On Nov 15, 2008, at 8:14 PM, Jones Beene wrote:
Hi Robin,
> How then is the electron bound to the proton at all?
..consider: given that a circular "orbit", in QM terms, is an
illusion,
the lack of an apparent binding electrostatic attraction (even if
one did
not agree with Mills) does not necessarily prelude magnetic (or other)
attraction.
The magnetic field of an electron at the Bohr radius is a least
a factor of 1000 times stronger than the electric field, no ?

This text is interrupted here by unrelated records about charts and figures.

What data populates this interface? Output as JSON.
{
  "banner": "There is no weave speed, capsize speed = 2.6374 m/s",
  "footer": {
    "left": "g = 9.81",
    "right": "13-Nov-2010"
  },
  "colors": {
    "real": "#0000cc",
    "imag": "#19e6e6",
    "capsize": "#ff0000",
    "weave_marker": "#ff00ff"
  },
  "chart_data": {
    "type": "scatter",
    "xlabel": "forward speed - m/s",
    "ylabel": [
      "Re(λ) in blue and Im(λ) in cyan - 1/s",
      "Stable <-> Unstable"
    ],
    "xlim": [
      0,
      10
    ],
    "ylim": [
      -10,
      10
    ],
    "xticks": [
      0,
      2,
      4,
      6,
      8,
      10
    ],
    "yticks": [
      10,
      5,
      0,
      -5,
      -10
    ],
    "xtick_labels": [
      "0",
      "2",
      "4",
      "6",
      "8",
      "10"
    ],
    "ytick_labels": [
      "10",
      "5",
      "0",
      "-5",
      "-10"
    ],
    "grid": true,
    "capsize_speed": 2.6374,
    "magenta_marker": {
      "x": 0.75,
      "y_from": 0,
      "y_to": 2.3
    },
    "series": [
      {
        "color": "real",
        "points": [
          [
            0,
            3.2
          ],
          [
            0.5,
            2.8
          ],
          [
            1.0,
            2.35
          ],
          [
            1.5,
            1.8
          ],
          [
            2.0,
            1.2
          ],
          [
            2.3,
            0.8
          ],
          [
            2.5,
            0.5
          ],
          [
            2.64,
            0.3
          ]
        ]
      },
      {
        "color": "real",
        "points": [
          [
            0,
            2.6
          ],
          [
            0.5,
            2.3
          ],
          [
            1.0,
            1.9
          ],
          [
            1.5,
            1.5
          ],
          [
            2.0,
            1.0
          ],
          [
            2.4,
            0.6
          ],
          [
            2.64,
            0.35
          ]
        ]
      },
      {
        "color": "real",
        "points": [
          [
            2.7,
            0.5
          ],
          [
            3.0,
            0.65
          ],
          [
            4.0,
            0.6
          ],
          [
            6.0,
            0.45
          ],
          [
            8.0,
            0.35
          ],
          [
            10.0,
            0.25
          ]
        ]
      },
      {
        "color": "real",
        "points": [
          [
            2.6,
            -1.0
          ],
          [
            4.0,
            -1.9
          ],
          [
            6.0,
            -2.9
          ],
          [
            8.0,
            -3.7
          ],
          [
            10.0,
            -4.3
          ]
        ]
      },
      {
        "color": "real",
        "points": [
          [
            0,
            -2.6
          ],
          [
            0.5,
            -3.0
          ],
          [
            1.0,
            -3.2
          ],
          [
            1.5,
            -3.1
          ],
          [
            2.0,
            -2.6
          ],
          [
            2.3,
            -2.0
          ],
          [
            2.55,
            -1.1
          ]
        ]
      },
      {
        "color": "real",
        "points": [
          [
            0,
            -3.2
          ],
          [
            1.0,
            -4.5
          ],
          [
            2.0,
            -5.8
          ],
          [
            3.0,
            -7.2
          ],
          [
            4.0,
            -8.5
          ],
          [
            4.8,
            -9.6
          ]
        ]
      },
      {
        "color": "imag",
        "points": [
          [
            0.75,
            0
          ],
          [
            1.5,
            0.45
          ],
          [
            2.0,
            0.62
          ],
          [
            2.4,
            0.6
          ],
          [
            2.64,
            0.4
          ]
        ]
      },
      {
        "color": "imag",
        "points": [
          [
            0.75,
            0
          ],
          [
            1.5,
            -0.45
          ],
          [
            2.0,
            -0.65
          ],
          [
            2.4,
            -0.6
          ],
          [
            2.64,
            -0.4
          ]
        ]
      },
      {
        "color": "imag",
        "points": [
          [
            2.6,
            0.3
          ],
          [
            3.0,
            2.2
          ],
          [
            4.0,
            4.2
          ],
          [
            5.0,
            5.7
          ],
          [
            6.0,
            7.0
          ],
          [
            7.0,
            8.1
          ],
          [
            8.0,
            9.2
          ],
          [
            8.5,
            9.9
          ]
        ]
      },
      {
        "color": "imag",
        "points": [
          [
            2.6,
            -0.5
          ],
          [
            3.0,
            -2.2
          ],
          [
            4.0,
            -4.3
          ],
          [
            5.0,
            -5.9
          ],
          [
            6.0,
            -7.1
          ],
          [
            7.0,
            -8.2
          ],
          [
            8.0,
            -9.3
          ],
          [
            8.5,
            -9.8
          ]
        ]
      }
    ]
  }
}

The electron waveform is co-centered with the proton so one way to
look at it is there is on average no net Coulomb force or magnetic
force on an orbital electron, though there is some degree of spin
coupling between the electron and proton in a hydrogen atom. The
question then becomes where do we actually observe the electron when
we sample for it and what size is it there, what forces should it
have on it there? These are questions having random variables in the
answers.
Looking at this from a Bohr point of view, i.e. the electron
essentially being a point charge with a magnetic moment orbiting the
proton at the Bohr radius, the Coulomb force is 5.149x10^-9 N and the
magnetic force is 3.910x10^-17 N, so the Coulomb force is about 132
million times larger than the magnetic. The dipole magnetic force is
a 1/r^4 force, so can exceed the 1/r^2 Coulomb force at a small
enough radius, but for high energy nucleus plunging electrons only.
Somehow I missed the earlier posts in this thread, but that is to be
expected I guess since I have over 1000 unread vortex messages,
skipped due to lack of time or the hint of religion or politics
somewhere in the associated threads.
Best regards,
Horace Heffner
http://www.mtaonline.net/~hheffner/